Black #4 (Black Mask Studios) – The series has been an interesting one, and while not perfect, each issue has been thought provoking with a depth not usually found in superhero comics.

Death Be Damned #1 (BOOM! Studios) – Seven outlaws have killed Miranda Coler and her family, but her death turned out to be a little less permanent than they expected. A western tale of revenge is exactly what I’ve been looking for.

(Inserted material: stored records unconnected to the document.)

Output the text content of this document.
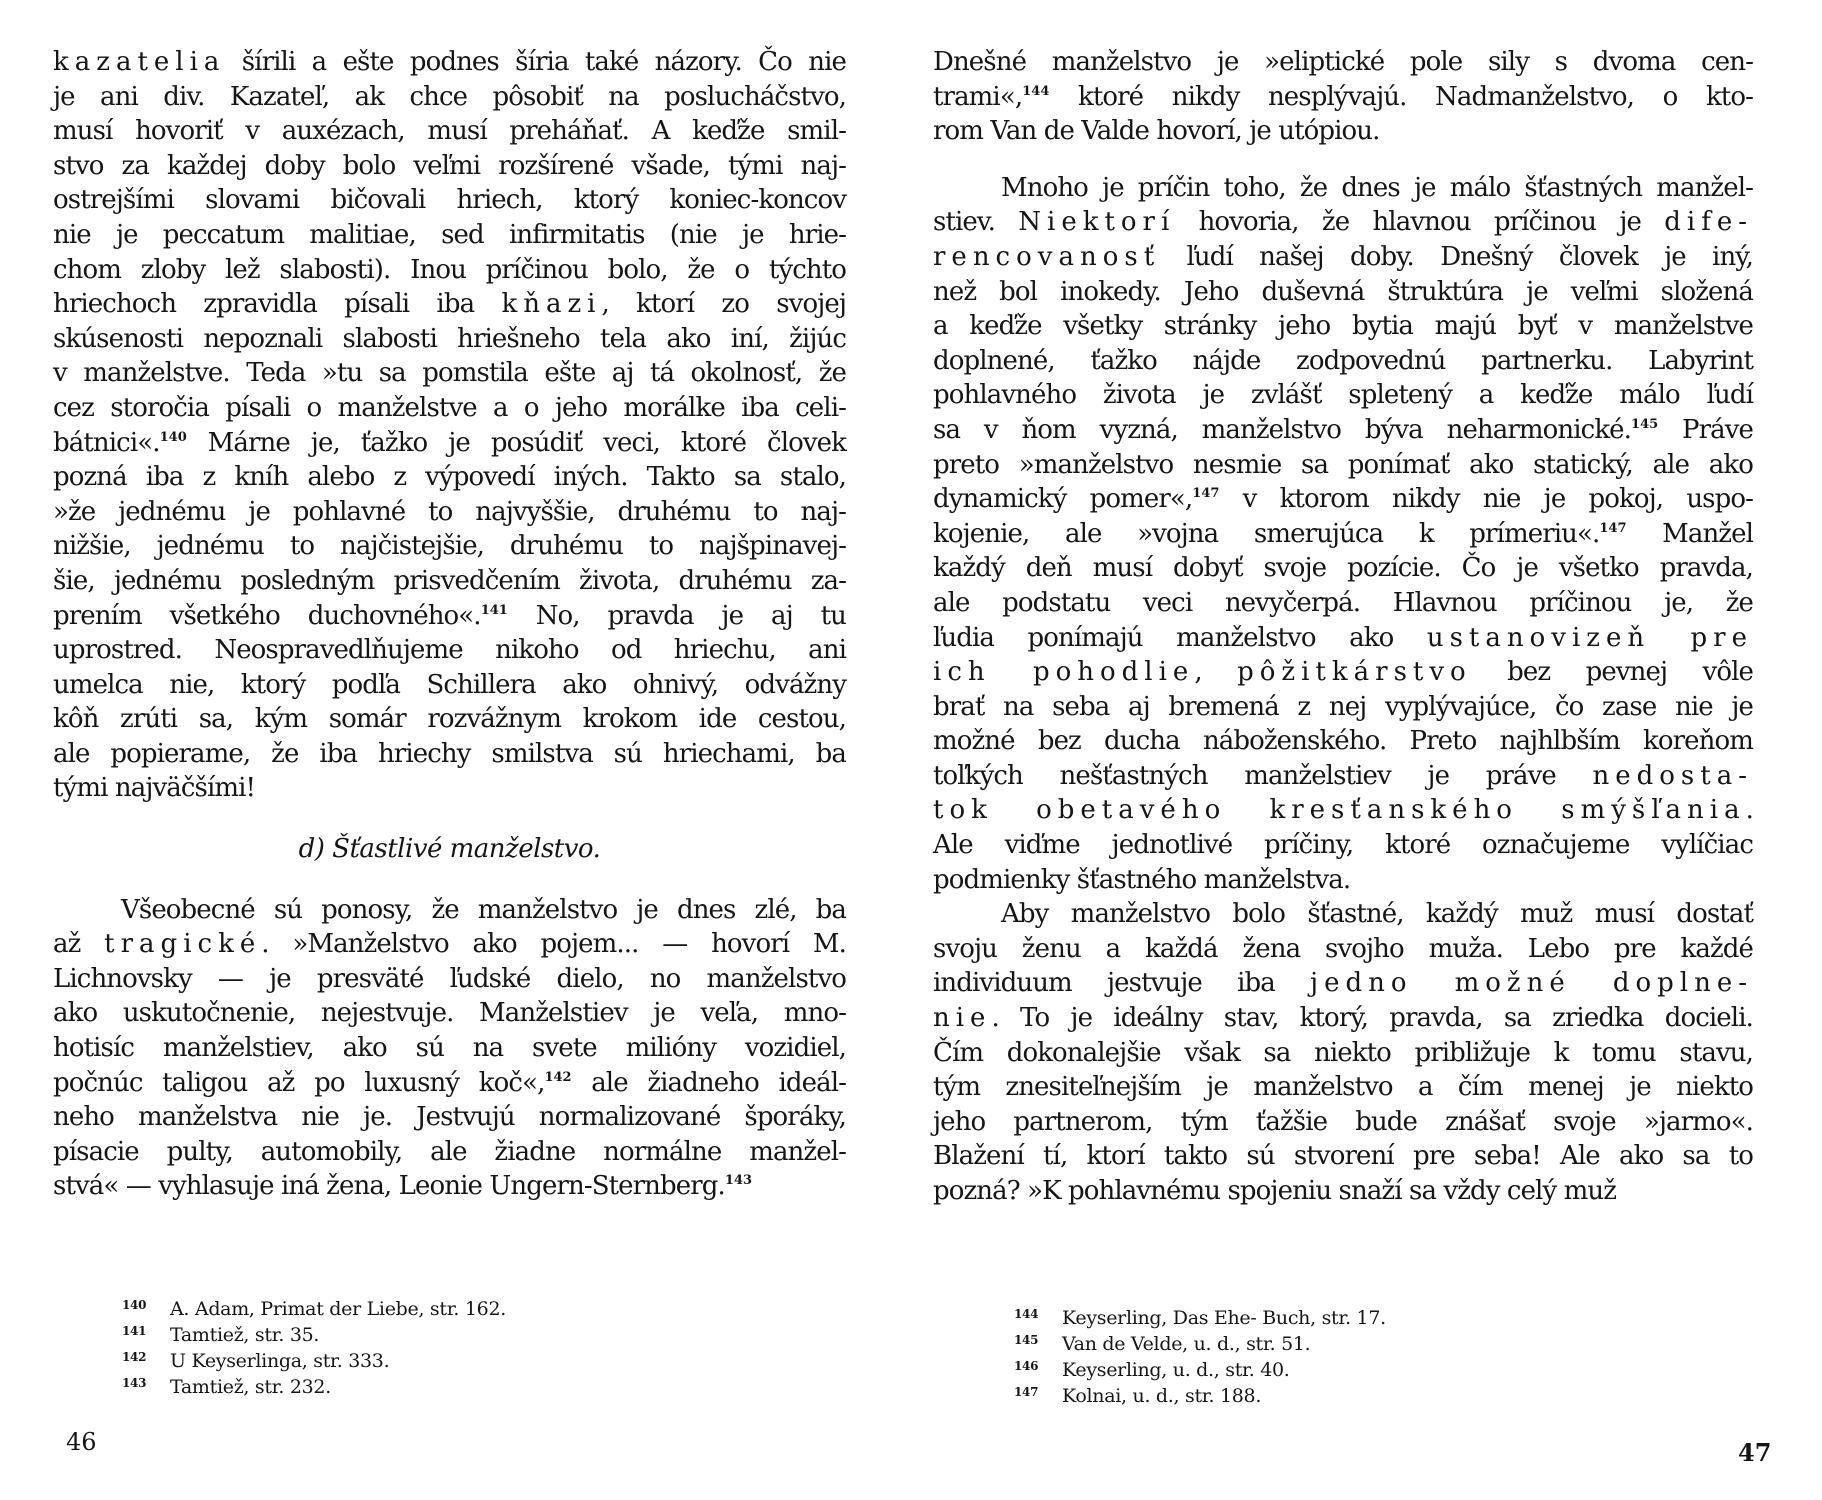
kazatelia šírili a ešte podnes šíria také názory. Čo nie
je ani div. Kazateľ, ak chce pôsobiť na poslucháčstvo,
musí hovoriť v auxézach, musí preháňať. A keďže smil-
stvo za každej doby bolo veľmi rozšírené všade, tými naj-
ostrejšími slovami bičovali hriech, ktorý koniec-koncov
nie je peccatum malitiae, sed infirmitatis (nie je hrie-
chom zloby lež slabosti). Inou príčinou bolo, že o týchto
hriechoch zpravidla písali iba kňazi, ktorí zo svojej
skúsenosti nepoznali slabosti hriešneho tela ako iní, žijúc
v manželstve. Teda »tu sa pomstila ešte aj tá okolnosť, že
cez storočia písali o manželstve a o jeho morálke iba celi-
bátnici«.$^{140}$ Márne je, ťažko je posúdiť veci, ktoré človek
pozná iba z kníh alebo z výpovedí iných. Takto sa stalo,
»že jednému je pohlavné to najvyššie, druhému to naj-
nižšie, jednému to najčistejšie, druhému to najšpinavej-
šie, jednému posledným prisvedčením života, druhému za-
prením všetkého duchovného«.$^{141}$ No, pravda je aj tu
uprostred. Neospravedlňujeme nikoho od hriechu, ani
umelca nie, ktorý podľa Schillera ako ohnivý, odvážny
kôň zrúti sa, kým somár rozvážnym krokom ide cestou,
ale popierame, že iba hriechy smilstva sú hriechami, ba
tými najväčšími!
d) Šťastlivé manželstvo.
Všeobecné sú ponosy, že manželstvo je dnes zlé, ba
až tragické. »Manželstvo ako pojem... — hovorí M.
Lichnovsky — je presväté ľudské dielo, no manželstvo
ako uskutočnenie, nejestvuje. Manželstiev je veľa, mno-
hotisíc manželstiev, ako sú na svete milióny vozidiel,
počnúc taligou až po luxusný koč«,$^{142}$ ale žiadneho ideál-
neho manželstva nie je. Jestvujú normalizované šporáky,
písacie pulty, automobily, ale žiadne normálne manžel-
stvá« — vyhlasuje iná žena, Leonie Ungern-Sternberg.$^{143}$
140 A. Adam, Primat der Liebe, str. 162.
141 Tamtiež, str. 35.
142 U Keyserlinga, str. 333.
143 Tamtiež, str. 232.
46
Dnešné manželstvo je »eliptické pole sily s dvoma cen-
trami«,$^{144}$ ktoré nikdy nesplývajú. Nadmanželstvo, o kto-
rom Van de Valde hovorí, je utópiou.
Mnoho je príčin toho, že dnes je málo šťastných manžel-
stiev. Niektorí hovoria, že hlavnou príčinou je dife-
rencovanosť ľudí našej doby. Dnešný človek je iný,
než bol inokedy. Jeho duševná štruktúra je veľmi složená
a keďže všetky stránky jeho bytia majú byť v manželstve
doplnené, ťažko nájde zodpovednú partnerku. Labyrint
pohlavného života je zvlášť spletený a keďže málo ľudí
sa v ňom vyzná, manželstvo býva neharmonické.$^{145}$ Práve
preto »manželstvo nesmie sa ponímať ako statický, ale ako
dynamický pomer«,$^{147}$ v ktorom nikdy nie je pokoj, uspo-
kojenie, ale »vojna smerujúca k prímeriu«.$^{147}$ Manžel
každý deň musí dobyť svoje pozície. Čo je všetko pravda,
ale podstatu veci nevyčerpá. Hlavnou príčinou je, že
ľudia ponímajú manželstvo ako ustanovizeň pre
ich pohodlie, pôžitkárstvo bez pevnej vôle
brať na seba aj bremená z nej vyplývajúce, čo zase nie je
možné bez ducha náboženského. Preto najhlbším koreňom
toľkých nešťastných manželstiev je práve nedosta-
tok obetavého kresťanského smýšľania.
Ale viďme jednotlivé príčiny, ktoré označujeme vylíčiac
podmienky šťastného manželstva.
Aby manželstvo bolo šťastné, každý muž musí dostať
svoju ženu a každá žena svojho muža. Lebo pre každé
individuum jestvuje iba jedno možné doplne-
nie. To je ideálny stav, ktorý, pravda, sa zriedka docieli.
Čím dokonalejšie však sa niekto približuje k tomu stavu,
tým znesiteľnejším je manželstvo a čím menej je niekto
jeho partnerom, tým ťažšie bude znášať svoje »jarmo«.
Blažení tí, ktorí takto sú stvorení pre seba! Ale ako sa to
pozná? »K pohlavnému spojeniu snaží sa vždy celý muž
144 Keyserling, Das Ehe- Buch, str. 17.
145 Van de Velde, u. d., str. 51.
146 Keyserling, u. d., str. 40.
147 Kolnai, u. d., str. 188.
47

Divinity III: Shadowman #1 (Valiant) – This latest “event” miniseries from Valiant has been absolutely amazing. Any opportunity to get more about this world, I’m excited.

The Fissure #1 (Vault Comics) – El Sueño, Texas was a single street town withering under the shadow of the Mexico-U.S. Barrier. Then the pavement split, and a massive crack spread from one end to the other, rapidly swallowing El Sueño whole. Young couple Avery Lee Olmos and Hark Wright fight to escape the mysterious sinkhole and the malevolent force that beckons from its depths. Writer Tim Daniel has kicked ass with these types of stories and this debut from Vault Comics is one I’ve had my eye on for quite some time.